MADRID 17 ago. (Portaltic/EP) -
O Google permitirá que os usuários removam a marca d’água que aparece atualmente ao gerar imagens, vídeos e músicas com Inteligência Artificial (IA), embora essa medida não afete nem a marca SynthID, que permanece oculta em cada geração, nem os metadados do padrão C2PA.

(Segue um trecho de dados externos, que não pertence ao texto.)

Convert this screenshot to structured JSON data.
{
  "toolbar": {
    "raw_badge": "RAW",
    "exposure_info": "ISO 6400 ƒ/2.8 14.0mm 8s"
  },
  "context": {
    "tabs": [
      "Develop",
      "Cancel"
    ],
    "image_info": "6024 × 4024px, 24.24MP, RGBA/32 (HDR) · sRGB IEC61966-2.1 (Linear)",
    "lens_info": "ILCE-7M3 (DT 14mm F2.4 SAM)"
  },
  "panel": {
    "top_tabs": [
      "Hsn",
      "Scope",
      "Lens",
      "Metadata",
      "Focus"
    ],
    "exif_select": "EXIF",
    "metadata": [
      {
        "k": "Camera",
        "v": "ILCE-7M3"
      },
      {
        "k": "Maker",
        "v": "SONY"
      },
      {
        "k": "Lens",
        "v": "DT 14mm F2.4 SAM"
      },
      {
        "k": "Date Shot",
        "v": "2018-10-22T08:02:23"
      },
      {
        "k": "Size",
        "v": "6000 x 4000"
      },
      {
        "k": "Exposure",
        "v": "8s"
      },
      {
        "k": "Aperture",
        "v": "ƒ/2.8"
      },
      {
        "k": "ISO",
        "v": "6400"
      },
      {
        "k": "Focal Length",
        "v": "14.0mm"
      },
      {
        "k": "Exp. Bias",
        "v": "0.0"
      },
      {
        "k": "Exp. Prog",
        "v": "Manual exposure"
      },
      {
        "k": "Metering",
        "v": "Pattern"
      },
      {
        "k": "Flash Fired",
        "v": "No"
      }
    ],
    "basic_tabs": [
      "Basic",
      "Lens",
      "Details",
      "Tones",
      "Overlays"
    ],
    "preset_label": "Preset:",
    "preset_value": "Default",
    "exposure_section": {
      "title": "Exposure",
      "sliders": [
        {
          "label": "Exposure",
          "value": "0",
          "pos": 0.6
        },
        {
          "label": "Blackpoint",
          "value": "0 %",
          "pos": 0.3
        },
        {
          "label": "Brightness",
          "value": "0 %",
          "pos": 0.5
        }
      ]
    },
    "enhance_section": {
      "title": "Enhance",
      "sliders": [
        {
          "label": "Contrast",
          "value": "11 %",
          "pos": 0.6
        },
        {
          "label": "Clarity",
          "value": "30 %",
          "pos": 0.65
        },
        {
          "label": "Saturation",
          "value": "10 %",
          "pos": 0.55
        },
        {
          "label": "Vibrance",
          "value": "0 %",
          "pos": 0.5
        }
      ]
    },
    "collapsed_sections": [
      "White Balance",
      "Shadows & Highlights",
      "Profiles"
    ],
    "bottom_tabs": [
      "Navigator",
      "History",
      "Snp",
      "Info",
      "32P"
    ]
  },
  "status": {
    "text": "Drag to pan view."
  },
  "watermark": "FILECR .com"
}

O vice-presidente da empresa para o Gemini, Josh Woodward, anunciou em uma publicação no X (antigo Twitter), feita na última sexta-feira, que o Google incluirá a opção de ativar ou desativar as marcas d’água nas plataformas Gemini e Flow e, posteriormente, na Pesquisa do Google.
“Isso se aplica a todas as marcas d’água de todas as imagens (Nano Banana), vídeos (Omni) e músicas (Lyria), exceto nos países onde a lei exige que elas sejam mantidas”, afirmou Woodward na publicação, que acompanhou de uma captura de tela da nova configuração.
“Embora as marcas d’água visíveis agora sejam opcionais, as marcas ocultas do SynthID e os metadados C2PA continuam sendo usados para garantir a transparência. Você pode continuar usando o Gemini ou o Search para verificar se uma imagem foi gerada por IA”, indica Woodward, após mencionar que o objetivo dessa nova configuração é buscar o equilíbrio entre o controle criativo e a segurança.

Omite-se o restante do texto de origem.